The way it works is that Snorkel takes domain knowledge from subject matter experts and encodes that into a series of rules. The software – known as Snorkel Flow – then uses an algorithm to decide which rule should be applied to the data to categorize it. Once all the data is labeled, it is then fed into a model. The model’s responses are then checked for errors, and if any are discovered Snorkel can trace the source of the problem and correct it.

“I think anyone who’s working with AI today needs to develop their data,” Varma said. “If you use your model out of the box what we’re seeing is for these specialized enterprise use cases, these models rarely work. They’ll give you accuracies in the 30%, 20% range, just not ready for production yet. And then the only lever is your data, so you want to be able to develop it fast…so that you can continue your AI development process.”

Snorkel, she said, can condense the data development process from something like six months down to a few hours. And, Varma added, AI deployments aren’t a one and done process. The data used to train the models constantly needs to be updated so that it continues to meet business objectives. If there’s an error or a blind spot, enterprises don’t want that to take a year to fix.

Earlier this month, Snorkel released its second product – Snorkel Custom – which offers customers the chance to partner with the company’s researchers and engineers to build LLM pipelines. In a nutshell, Snorkel is taking and owning the end-to-end approach with Snorkel Custom rather than leaving the last bit to enterprises.

Varma said Snorkel AI’s technology was originally developed as a project in the Stanford AI lab in 2015. It later became its own company in 2019. To date, Snorkel has raised more than $135 million and as of 2021 had a valuation of $1 billion.

Diving into the future

Chua said he expects Snorkel will soon “get snapped up by someone,” be that a hyperscaler or even a competitor.

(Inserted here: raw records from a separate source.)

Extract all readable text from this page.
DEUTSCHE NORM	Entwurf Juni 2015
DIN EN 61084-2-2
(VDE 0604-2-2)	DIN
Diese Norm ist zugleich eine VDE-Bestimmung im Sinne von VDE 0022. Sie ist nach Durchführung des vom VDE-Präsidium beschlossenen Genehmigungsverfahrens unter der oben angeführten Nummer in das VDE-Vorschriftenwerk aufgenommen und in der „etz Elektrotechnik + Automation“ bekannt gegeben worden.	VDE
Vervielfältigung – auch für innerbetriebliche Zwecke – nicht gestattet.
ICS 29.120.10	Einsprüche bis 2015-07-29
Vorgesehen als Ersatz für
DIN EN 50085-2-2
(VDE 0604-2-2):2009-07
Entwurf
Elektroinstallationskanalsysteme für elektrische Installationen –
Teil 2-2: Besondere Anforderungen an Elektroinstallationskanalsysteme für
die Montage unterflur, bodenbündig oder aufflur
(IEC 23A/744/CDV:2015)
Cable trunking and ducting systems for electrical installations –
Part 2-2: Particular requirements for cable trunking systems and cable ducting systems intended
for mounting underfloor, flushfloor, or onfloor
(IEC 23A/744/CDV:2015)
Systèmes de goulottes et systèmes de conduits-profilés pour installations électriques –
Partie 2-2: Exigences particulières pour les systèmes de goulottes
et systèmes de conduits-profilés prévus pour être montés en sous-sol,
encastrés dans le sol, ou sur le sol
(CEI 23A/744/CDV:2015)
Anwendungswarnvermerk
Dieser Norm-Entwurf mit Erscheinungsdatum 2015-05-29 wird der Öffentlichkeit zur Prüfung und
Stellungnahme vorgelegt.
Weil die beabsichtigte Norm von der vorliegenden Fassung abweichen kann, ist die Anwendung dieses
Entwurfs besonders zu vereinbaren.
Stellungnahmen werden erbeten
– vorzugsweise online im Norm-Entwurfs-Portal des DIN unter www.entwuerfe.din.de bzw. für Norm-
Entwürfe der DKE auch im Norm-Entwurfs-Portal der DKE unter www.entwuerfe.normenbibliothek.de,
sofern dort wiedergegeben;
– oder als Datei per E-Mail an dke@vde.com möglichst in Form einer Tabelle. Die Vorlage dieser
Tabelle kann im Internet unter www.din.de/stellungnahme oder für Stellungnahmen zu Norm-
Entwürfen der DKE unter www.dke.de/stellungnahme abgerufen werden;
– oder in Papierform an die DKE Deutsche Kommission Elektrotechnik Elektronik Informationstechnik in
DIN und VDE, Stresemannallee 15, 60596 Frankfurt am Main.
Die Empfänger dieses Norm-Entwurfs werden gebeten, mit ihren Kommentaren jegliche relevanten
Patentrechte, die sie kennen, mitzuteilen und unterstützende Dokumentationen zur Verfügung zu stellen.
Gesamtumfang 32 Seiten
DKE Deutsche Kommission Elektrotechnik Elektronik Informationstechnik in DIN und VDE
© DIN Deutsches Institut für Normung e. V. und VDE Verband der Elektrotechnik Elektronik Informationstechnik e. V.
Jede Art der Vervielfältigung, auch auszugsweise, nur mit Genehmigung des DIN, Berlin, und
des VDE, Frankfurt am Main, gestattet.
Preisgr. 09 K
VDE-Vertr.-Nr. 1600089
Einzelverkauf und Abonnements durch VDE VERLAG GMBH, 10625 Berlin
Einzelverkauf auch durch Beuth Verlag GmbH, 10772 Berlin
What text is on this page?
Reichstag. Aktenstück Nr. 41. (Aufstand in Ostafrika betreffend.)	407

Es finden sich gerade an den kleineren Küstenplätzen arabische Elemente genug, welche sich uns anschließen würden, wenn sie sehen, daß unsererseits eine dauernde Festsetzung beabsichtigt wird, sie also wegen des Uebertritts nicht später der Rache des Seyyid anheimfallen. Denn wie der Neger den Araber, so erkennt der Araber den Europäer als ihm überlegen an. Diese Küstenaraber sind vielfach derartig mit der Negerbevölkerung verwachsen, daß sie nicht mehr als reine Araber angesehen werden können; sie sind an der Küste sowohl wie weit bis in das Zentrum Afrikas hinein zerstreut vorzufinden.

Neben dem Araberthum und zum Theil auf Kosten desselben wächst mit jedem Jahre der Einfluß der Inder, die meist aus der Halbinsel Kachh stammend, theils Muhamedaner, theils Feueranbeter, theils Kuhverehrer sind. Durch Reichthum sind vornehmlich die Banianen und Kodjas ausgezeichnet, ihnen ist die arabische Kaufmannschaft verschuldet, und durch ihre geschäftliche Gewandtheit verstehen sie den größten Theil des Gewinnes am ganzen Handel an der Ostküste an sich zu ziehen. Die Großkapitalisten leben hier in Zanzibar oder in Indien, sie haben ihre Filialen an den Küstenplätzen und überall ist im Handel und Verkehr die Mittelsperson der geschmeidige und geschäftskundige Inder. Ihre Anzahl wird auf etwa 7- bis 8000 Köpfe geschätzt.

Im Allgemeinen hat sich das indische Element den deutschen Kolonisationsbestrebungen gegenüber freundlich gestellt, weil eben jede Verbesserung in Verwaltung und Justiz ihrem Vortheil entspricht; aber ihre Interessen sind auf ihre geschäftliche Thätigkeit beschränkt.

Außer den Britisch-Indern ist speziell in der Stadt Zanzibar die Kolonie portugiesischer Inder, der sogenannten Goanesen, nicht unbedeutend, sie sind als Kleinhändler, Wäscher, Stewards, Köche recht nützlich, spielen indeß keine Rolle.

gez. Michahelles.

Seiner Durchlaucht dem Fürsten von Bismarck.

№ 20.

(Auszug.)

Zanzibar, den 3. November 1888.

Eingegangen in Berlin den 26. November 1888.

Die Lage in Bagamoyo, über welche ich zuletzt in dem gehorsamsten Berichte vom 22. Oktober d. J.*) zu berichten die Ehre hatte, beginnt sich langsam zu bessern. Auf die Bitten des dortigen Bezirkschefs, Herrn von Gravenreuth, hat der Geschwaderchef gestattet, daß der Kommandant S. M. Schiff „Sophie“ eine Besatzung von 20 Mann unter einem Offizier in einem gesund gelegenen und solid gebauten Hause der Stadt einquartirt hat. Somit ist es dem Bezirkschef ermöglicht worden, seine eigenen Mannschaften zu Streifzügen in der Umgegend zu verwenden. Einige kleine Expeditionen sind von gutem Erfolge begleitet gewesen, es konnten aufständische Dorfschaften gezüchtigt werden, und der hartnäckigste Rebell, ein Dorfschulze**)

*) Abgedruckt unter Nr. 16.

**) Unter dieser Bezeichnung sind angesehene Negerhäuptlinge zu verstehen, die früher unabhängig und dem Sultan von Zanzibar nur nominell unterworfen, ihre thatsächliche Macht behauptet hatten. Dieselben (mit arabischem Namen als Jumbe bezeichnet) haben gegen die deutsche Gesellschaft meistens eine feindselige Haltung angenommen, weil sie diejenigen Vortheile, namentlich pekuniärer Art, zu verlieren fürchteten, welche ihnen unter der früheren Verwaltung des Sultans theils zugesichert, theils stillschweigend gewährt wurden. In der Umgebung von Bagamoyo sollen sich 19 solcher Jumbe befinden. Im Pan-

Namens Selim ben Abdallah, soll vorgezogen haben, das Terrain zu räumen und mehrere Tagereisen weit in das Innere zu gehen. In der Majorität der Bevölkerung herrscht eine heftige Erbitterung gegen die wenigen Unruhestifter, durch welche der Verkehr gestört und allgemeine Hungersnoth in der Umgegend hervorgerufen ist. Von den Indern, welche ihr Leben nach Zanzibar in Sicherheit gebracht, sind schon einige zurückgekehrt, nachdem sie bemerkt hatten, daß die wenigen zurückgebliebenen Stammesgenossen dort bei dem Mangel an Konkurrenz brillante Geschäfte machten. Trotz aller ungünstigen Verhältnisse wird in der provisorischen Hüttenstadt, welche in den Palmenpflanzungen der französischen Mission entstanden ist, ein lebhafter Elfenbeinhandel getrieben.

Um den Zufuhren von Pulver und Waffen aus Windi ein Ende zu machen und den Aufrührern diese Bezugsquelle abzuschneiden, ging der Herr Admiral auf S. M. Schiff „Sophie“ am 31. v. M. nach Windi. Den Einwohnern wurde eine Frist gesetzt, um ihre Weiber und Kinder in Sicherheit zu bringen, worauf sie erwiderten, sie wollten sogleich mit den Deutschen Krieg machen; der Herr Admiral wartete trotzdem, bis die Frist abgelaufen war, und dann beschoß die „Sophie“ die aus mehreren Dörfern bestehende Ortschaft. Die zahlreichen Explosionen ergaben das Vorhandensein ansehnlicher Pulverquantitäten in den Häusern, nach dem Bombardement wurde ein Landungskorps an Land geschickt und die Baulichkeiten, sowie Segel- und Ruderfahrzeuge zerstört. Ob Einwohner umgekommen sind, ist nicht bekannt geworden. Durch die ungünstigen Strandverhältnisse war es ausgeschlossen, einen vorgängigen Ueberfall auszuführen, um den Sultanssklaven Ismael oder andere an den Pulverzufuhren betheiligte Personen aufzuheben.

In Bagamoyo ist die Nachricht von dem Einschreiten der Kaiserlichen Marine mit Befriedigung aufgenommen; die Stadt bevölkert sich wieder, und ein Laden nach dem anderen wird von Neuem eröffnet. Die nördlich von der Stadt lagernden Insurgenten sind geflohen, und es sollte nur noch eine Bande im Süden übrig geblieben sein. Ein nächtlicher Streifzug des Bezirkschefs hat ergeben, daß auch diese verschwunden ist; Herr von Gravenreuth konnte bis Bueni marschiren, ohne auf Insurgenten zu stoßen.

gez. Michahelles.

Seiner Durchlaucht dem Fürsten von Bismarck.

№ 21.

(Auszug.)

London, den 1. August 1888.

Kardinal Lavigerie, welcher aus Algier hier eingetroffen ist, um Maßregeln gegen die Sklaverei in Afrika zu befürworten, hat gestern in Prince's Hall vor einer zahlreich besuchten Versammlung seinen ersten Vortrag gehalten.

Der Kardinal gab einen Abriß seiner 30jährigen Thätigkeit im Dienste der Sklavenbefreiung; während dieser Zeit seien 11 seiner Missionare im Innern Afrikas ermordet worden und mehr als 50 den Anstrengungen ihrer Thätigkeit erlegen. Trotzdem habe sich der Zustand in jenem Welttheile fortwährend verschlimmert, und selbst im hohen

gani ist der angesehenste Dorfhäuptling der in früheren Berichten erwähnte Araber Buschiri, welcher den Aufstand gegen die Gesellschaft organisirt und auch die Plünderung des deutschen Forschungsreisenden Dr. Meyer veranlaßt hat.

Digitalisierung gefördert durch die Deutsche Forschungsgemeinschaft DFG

The caveat is that it first needs to demonstrate that it is gaining traction in the market, he said. But Snorkel already has.

Varma told Fierce that Snorkel is working with many Fortune 500 companies and seven of the top 10 U.S. banks. It also has customers in the healthcare, e-commerce (hello again, Wayfair!) and insurance verticals.

Earlier this year, the investment arm of insurance Group QBE said it invested an undisclosed sum in the company. QBE said at the time that its North American division has been using Snorkel Flow to aid predictive analytics.

“The immediate value has come from reducing the friction involved in converting vast amounts of previously locked-up corporate data to improve the outcomes of ML solutions being applied to claims and underwriting business processes,” the company wrote. “We invested to help accelerate the evolution of Snorkel AI as it pushes further into Generative AI.”